Harris pulled together the Partnership for Central America, which has acted as a liaison between companies and the US government. Her team and the partnership are closely coordinating on initiatives that have led to job creation in the region. Harris has also engaged directly with foreign leaders in the region.

Earlier this year, Harris met with President Bernardo Arévalo of Guatemala to strengthen the US-Guatemala bilateral relationship and discuss good governance, economic opportunity, security and migration management, according to a White House readout.

Around 56 companies are collaborating across financial services, textiles and apparel, agriculture, technology, telecommunications, and nonprofit sectors to bolster the region’s economy. Together, they’ve invested more than $5 billion.

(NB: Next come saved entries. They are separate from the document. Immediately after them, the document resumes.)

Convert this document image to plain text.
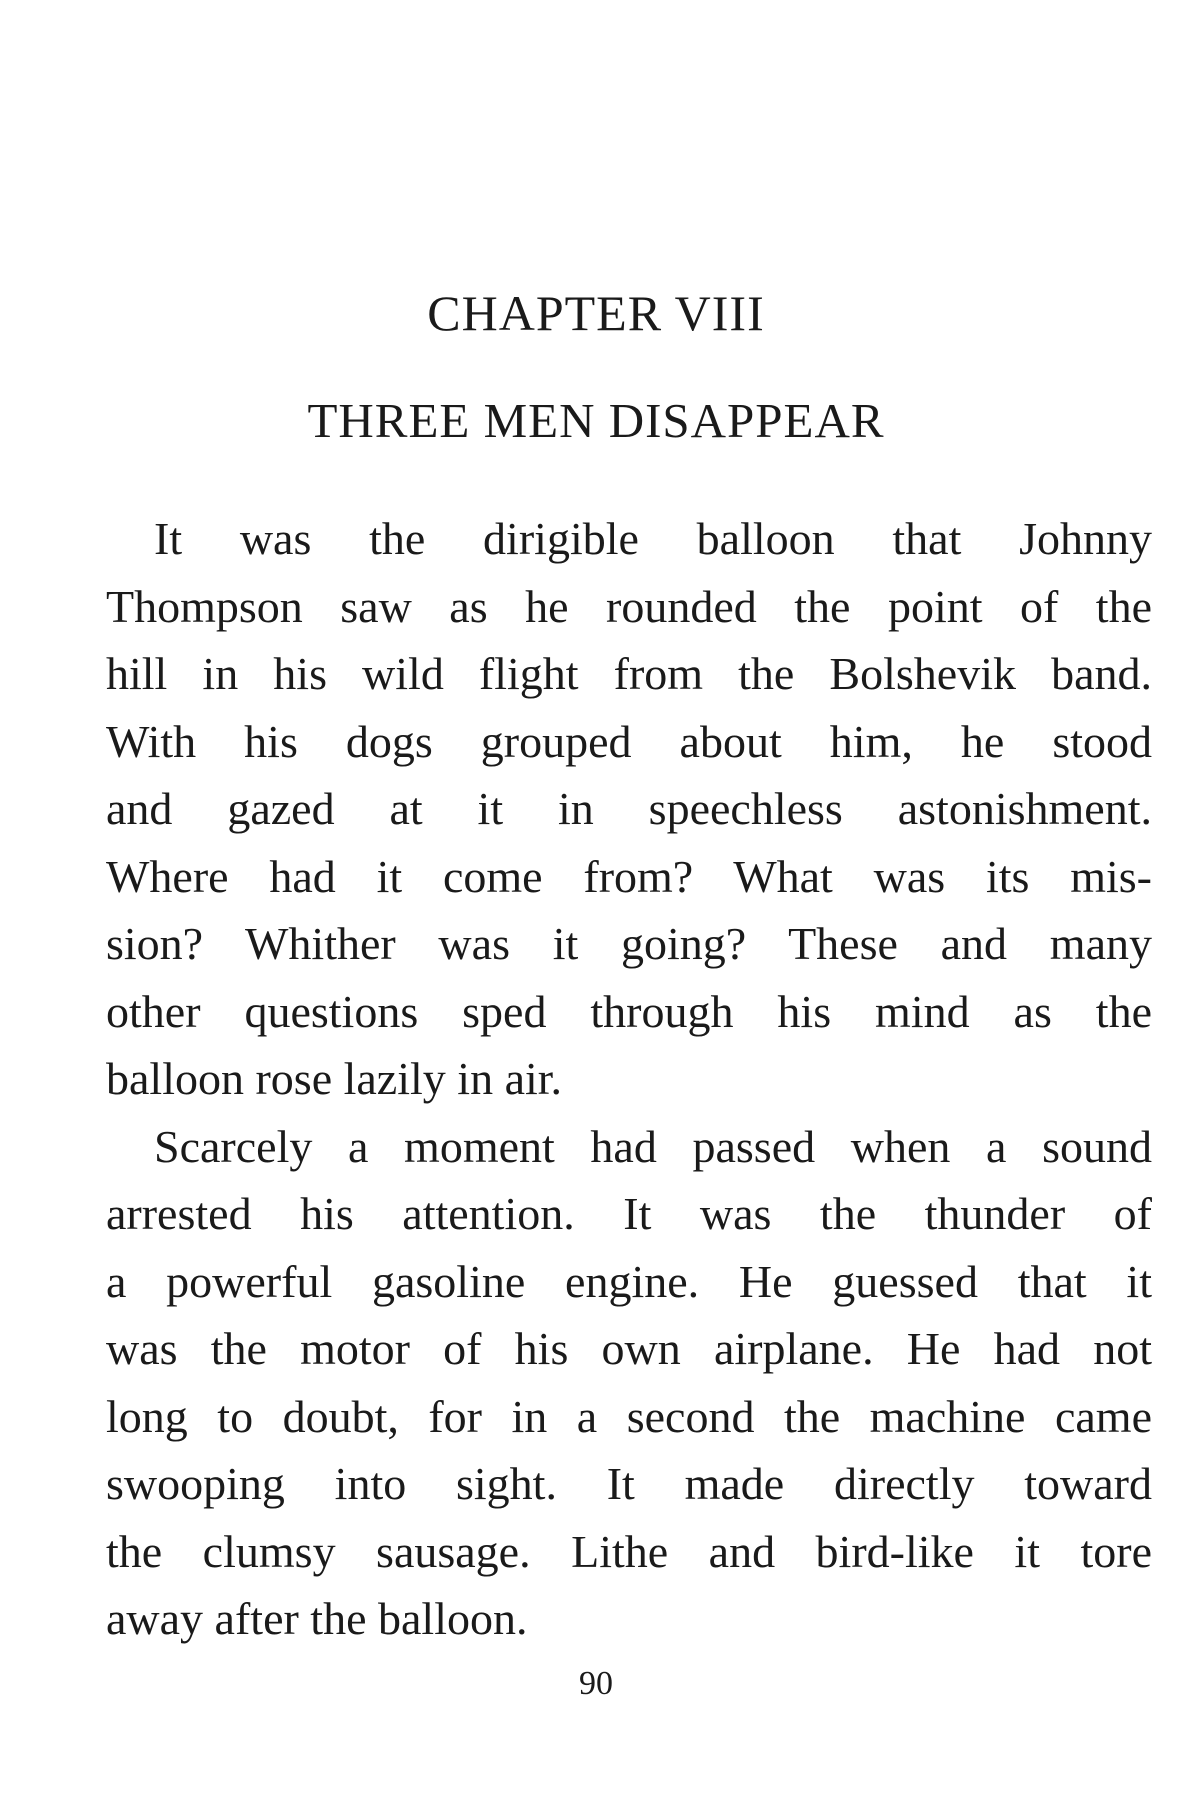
CHAPTER VIII
THREE MEN DISAPPEAR
It was the dirigible balloon that Johnny
Thompson saw as he rounded the point of the
hill in his wild flight from the Bolshevik band.
With his dogs grouped about him, he stood
and gazed at it in speechless astonishment.
Where had it come from? What was its mis-
sion? Whither was it going? These and many
other questions sped through his mind as the
balloon rose lazily in air.
Scarcely a moment had passed when a sound
arrested his attention. It was the thunder of
a powerful gasoline engine. He guessed that it
was the motor of his own airplane. He had not
long to doubt, for in a second the machine came
swooping into sight. It made directly toward
the clumsy sausage. Lithe and bird-like it tore
away after the balloon.
90
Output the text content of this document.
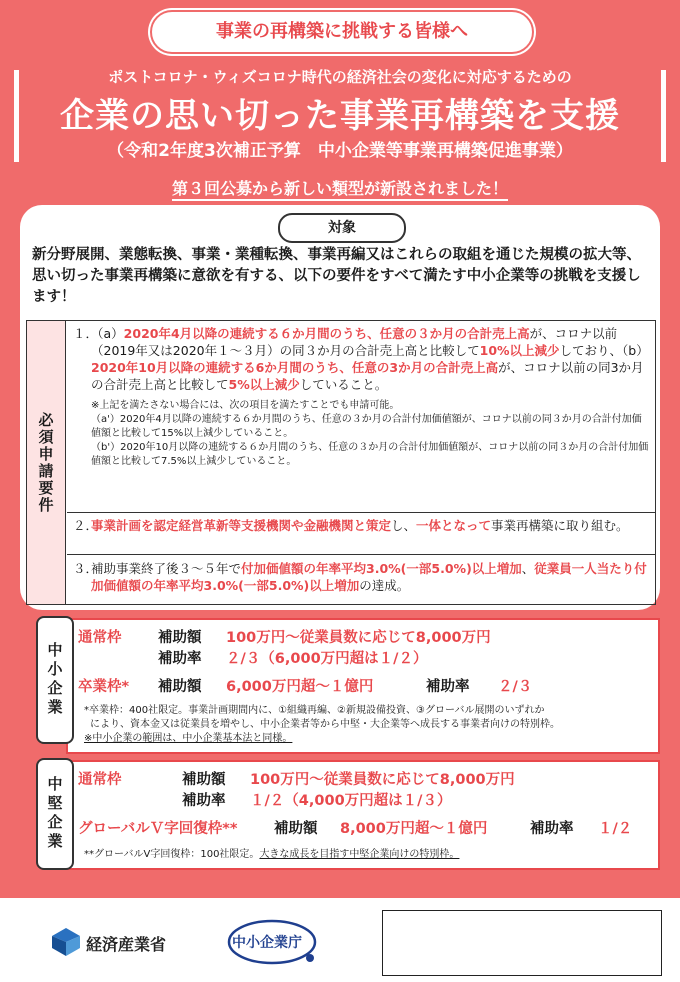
事業の再構築に挑戦する皆様へ
ポストコロナ・ウィズコロナ時代の経済社会の変化に対応するための
企業の思い切った事業再構築を支援
（令和2年度3次補正予算　中小企業等事業再構築促進事業）
第３回公募から新しい類型が新設されました！
対象
新分野展開、業態転換、事業・業種転換、事業再編又はこれらの取組を通じた規模の拡大等、思い切った事業再構築に意欲を有する、以下の要件をすべて満たす中小企業等の挑戦を支援します！
必須申請要件
１．
（a）2020年4月以降の連続する６か月間のうち、任意の３か月の合計売上高が、コロナ以前（2019年又は2020年１～３月）の同３か月の合計売上高と比較して10%以上減少しており、（b）2020年10月以降の連続する6か月間のうち、任意の3か月の合計売上高が、コロナ以前の同3か月の合計売上高と比較して5%以上減少していること。
※上記を満たさない場合には、次の項目を満たすことでも申請可能。
（a'）2020年4月以降の連続する６か月間のうち、任意の３か月の合計付加価値額が、コロナ以前の同３か月の合計付加価値額と比較して15%以上減少していること。
（b'）2020年10月以降の連続する６か月間のうち、任意の３か月の合計付加価値額が、コロナ以前の同３か月の合計付加価値額と比較して7.5%以上減少していること。
２．
事業計画を認定経営革新等支援機関や金融機関と策定し、一体となって事業再構築に取り組む。
３．
補助事業終了後３～５年で付加価値額の年率平均3.0%(一部5.0%)以上増加、従業員一人当たり付加価値額の年率平均3.0%(一部5.0%)以上増加の達成。
通常枠	補助額 100万円～従業員数に応じて8,000万円
補助率 ２/３（6,000万円超は１/２）
卒業枠* 補助額 6,000万円超～１億円	補助率 ２/３
*卒業枠：400社限定。事業計画期間内に、①組織再編、②新規設備投資、③グローバル展開のいずれか
により、資本金又は従業員を増やし、中小企業者等から中堅・大企業等へ成長する事業者向けの特別枠。
※中小企業の範囲は、中小企業基本法と同様。
中小企業
通常枠	補助額 100万円～従業員数に応じて8,000万円
補助率 １/２（4,000万円超は１/３）
グローバルＶ字回復枠**	補助額 8,000万円超～１億円	補助率 １/２
**グローバルV字回復枠：100社限定。大きな成長を目指す中堅企業向けの特別枠。
中堅企業
経済産業省	中小企業庁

Experts credit Harris’ ability to secure private-sector investments as her most visible action in the region to date but have cautioned about the long-term durability of those investments.

Honduran Minister of Investment Miguel Medina argued that having the White House behind the initiative has been instrumental in bringing big companies and private-sector money into the region.

“The difference with the partnership is that the facilitating that they’ve been doing, and they continue to do, that facilitating is not something that is accessible to a normal company in Honduras,” he said, citing, for example, work with Nespresso to purchase and sell coffee beans.

“If it wasn’t for this being moved from the White House, there’s … no way we could have had the success that it’s had,” Medina added.

While it’s difficult to measure the direct impact on migration, US Customs and Border Protection has seen a considerable drop in migrants arriving at the southern border from Guatemala, Honduras and El Salvador, according to federal data.

“For the long term, she certainly can claim credit for having started off efforts to improve people’s lives in Central America,” said Andrew Selee, president of the Migration Policy Institute, a nonpartisan think tank.